Automotive OEMs are already leveraging the WING infrastructure as part of their ongoing relationship with mobile network operators who have selected WING for their global IoT platform. These OEMs see the connected car as a path to owning a software and technology platform that unlocks new business models and revenue opportunities. VW, for instance, has plans to invest US$4 billion through 2025 to drive this software platform evolution, and analyst firms such as Morgan Stanley Research have predicted that software and content will grow to represent 60% of the car’s value, up from just 10% today.
Global IoT connectivity
Infotainment is a connected car service that has the potential to drive increased value, but is highly dependent on global IoT connectivity to support wellintegrated and immersive experiences. Autotrader has identified it already as a top consideration for new car buyers, with 89% of buyers in the US saying they are willing to wait for must-have tech features.

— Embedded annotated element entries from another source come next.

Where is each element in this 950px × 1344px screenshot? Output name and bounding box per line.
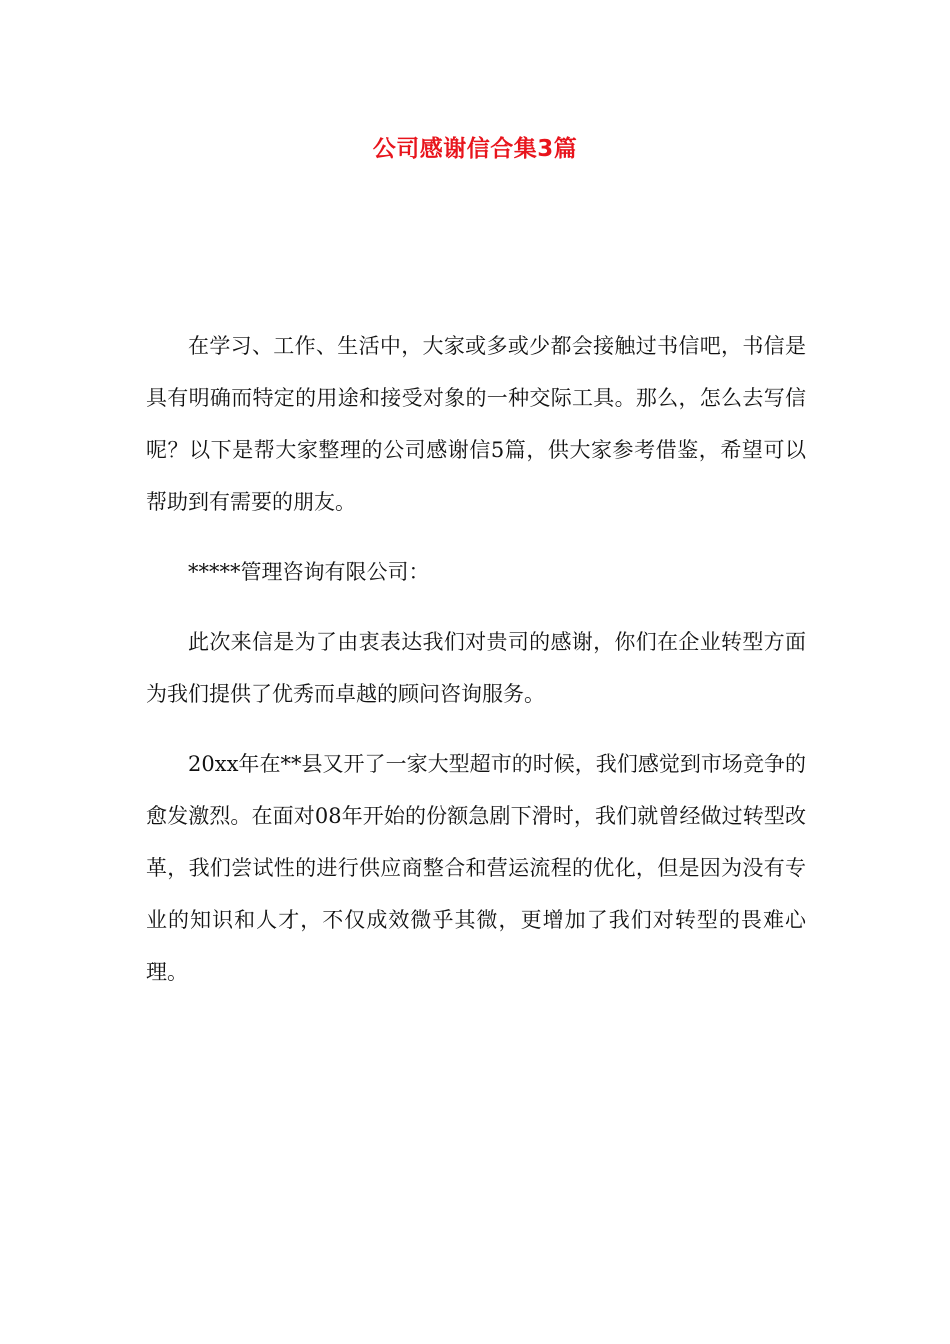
document-title: 公司感谢信合集3篇 [372,136,578,162]
thanks-paragraph: 此次来信是为了由衷表达我们对贵司的感谢，你们在企业转型方面为我们提供了优秀而卓越的顾问咨询服务。 [146,630,806,706]
intro-paragraph: 在学习、工作、生活中，大家或多或少都会接触过书信吧，书信是具有明确而特定的用途和接受对象的一种交际工具。那么，怎么去写信呢？以下是帮大家整理的公司感谢信5篇，供大家参考借鉴，希望可以帮助到有需要的朋友。 [146,334,806,514]
document-body [146,320,806,1016]
background-paragraph: 20xx年在**县又开了一家大型超市的时候，我们感觉到市场竞争的愈发激烈。在面对08年开始的份额急剧下滑时，我们就曾经做过转型改革，我们尝试性的进行供应商整合和营运流程的优化，但是因为没有专业的知识和人才，不仅成效微乎其微，更增加了我们对转型的畏难心理。 [146,752,806,984]
salutation-paragraph: *****管理咨询有限公司： [188,560,430,584]
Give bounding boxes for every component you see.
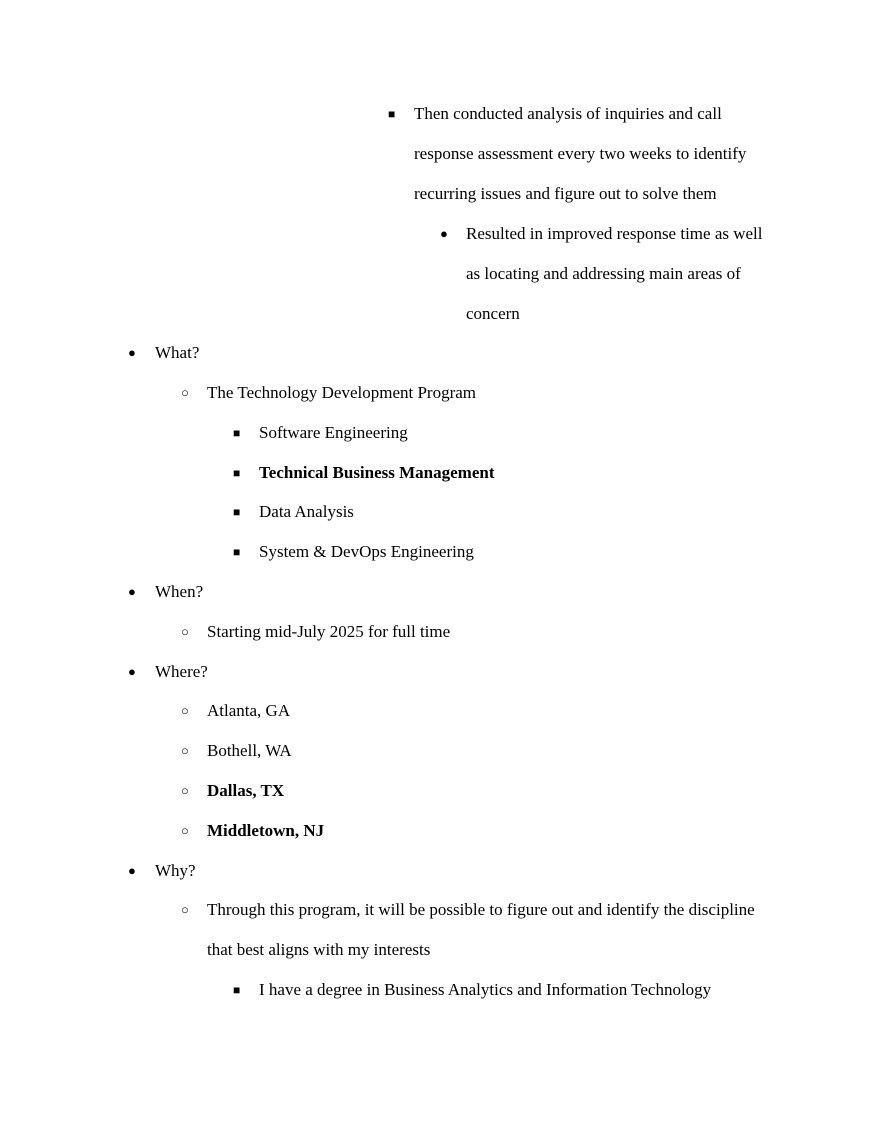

Buyers want rich, immersive multimedia experiences that go beyond playlists on a Bluetooth-tethered smartphone to integrated, personalised high-definition streaming experiences. Infotainment systems will become commerce and advertising platforms, and this evolution will require significantly improved connectivity.
After-sales servicing of vehicles will also go through a significant transformation fueled by improved connectivity. Issues that required a trip to the dealer will be resolved remotely with digital diagnostic tools and over-the-air data exchanges. Owners will be equipped with smartphone applications that will give them real-time visibility of the car’s health, and analytics will predict potential problems before they happen, forging a valuable bond between the OEM and global customers.
Finally, as we look to the future and the emergence of cellular vehicle-to-everything (C-V2X) connectivity powered by 5G networks, the driving experience will again be transformed with safe, reliable, and efficient transportation that will culminate in fully autonomous cars. Assisted and automated driving enabled by C-V2X will save countless lives – each year up to 1.3 million people die on roads as a result of human error. C-V2X R16 planned for December 2019 will support advanced safety – for example, the coordination of vehicle operations and sensor sharing, which will result in a significant safety leap.
Commercial launch in 2020
Automotive OEMs are eager to move towards a more connected future, with many starting production integration this year in preparation for commercial launch next year. ABI predicts connections will reach 168 million by 2025 and exceed 1 billion by 2033. However, getting there will require ultra-low latency, five nines or better reliability and very high bandwidth – requirements that can only be delivered with local connections provided by a network such as WING.
Our automotive future will be well connected, and for automotive OEMs to generate the returns needed to bring this future to light, they will need the capability to address these opportunities on a global scale. The mobile network operators who serve the automotive industry will need solutions to offer a consistent service level and the ability to scale quickly as the automotive market changes. Nokia WING is helping mobile network operators rapidly and efficiently deliver considerable connectivity scale and reach to automotive OEMs around the world.